8. While Kuehnle was convicted of election fraud, Johnson was not.
9. Although he was forced to resign as county sheriff, he assumed a near-total control of the Republican Party machinery for Atlantic City and Atlantic County.
10. Johnson, who reportedly got a percentage of profits from all gambling and prostitution in Atlantic City, soon extended his political influence into state politics and was instrumental in the election of a sympathetic New Jersey governor in 1916.
11. With the enactment of Prohibition in 1920, Johnson’s profits and political influence continued to grow.
12. In 1929, Johnson hosted a meeting of prominent Mob figures, including Charlie “Lucky” Luciano, Meyer Lansky and the participants in Chicago’s beer wars, Al Capone and Bugs Moran.
13. By the 1930s, newspapers and law-and-order reformers started paying close attention to Atlantic City and to Johnson.
14. Johnson, famously, didn’t apologize for delivering illegal products to paying customers.
15. He once said, “We have whiskey, wine, women, song and sloth machines. I won’t deny it and I won’t apologize for it. If the majority of the people didn’t want them, they wouldn’t be profitable and they would not exist.”
16. Johnson’s public persona attracted the wrong kind of federal attention.
17. He was indicted and tried for tax evasion.
18. In one investigation cited by Thomas Reppetto in American Mafia: A History of Its Rise to Power, Treasury agents counted the numbers of towels in local brothels to estimate the number of customers and thus the amount of income that went to Johnson.
19. After three trials, federal prosecutors finally won a conviction and in 1941 Johnson began serving a ten year sentence.
20. Following Johnson’s 1941 conviction, Frank S. Farley succeeded him as the leader of Atlantic City’s political machine.
21. Johnson was paroled on August 15, 1945, after four years in prison, and took a pauper’s oath to avoid paying the $20,000 fine.
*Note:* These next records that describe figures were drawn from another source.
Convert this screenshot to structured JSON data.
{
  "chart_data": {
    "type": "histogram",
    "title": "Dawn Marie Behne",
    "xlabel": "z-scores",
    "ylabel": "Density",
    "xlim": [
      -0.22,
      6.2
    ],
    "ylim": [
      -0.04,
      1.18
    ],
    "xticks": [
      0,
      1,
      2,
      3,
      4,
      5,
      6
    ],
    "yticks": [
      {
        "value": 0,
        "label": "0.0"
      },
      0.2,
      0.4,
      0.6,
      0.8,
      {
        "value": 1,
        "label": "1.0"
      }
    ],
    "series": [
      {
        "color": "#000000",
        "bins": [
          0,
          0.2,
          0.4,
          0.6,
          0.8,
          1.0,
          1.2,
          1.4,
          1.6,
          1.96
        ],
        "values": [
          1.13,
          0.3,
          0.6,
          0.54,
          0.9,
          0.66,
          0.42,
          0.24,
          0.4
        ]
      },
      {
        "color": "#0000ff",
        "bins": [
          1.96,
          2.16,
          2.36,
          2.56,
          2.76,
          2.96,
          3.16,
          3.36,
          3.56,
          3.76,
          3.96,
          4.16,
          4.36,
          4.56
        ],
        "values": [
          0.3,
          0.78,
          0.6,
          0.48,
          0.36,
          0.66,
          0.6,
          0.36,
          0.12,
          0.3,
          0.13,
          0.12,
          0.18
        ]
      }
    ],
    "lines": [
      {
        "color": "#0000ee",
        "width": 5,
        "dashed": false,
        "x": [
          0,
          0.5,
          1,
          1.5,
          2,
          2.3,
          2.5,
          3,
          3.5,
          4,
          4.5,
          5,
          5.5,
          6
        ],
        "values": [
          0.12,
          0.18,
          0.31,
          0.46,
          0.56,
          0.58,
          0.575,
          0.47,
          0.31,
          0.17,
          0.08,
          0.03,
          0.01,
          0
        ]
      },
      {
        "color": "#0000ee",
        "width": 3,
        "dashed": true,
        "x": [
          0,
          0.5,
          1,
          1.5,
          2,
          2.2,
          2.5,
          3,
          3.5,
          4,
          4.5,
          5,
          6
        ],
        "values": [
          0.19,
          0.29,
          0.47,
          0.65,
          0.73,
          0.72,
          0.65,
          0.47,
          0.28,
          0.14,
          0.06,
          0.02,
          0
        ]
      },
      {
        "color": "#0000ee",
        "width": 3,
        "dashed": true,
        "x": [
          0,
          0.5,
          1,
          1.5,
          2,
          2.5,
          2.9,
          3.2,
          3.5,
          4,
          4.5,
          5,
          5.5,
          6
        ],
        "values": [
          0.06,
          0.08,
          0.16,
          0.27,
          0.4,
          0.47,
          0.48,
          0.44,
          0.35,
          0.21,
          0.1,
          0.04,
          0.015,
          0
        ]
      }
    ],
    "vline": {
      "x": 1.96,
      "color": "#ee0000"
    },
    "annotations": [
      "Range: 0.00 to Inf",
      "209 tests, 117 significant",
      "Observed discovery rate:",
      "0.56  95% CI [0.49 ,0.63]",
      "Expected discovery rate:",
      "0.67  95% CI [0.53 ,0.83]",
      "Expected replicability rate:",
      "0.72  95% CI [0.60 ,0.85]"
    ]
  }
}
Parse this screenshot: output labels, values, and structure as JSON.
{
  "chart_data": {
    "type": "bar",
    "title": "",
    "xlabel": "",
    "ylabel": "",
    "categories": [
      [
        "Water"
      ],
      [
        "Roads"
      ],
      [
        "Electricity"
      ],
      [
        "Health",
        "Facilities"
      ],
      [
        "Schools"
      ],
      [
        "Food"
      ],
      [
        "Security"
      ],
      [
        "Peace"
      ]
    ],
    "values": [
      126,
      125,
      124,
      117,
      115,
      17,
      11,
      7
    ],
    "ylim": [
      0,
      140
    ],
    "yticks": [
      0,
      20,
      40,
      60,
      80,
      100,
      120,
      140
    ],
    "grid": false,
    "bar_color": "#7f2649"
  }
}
22. After his release from prison, Johnson lived with his wife and brother in a house owned by relatives of his wife on South Elberon Avenue, Atlantic City. There was speculation that he would seek elected office, but he never did.
23. He worked in sales for the Richfield Oil Company, and, with his wife, for Renault Winery.
24. Johnson died on December 9, 1968, at the Atlantic County Convalescent Home in Northfield, New Jersey.
25. After his time in prison, Johnson and his wife would sometimes attend local political dinners or rallies, where they would be seated at the head table.
26. He continued to dress impeccably, including a red carnation on his lapel.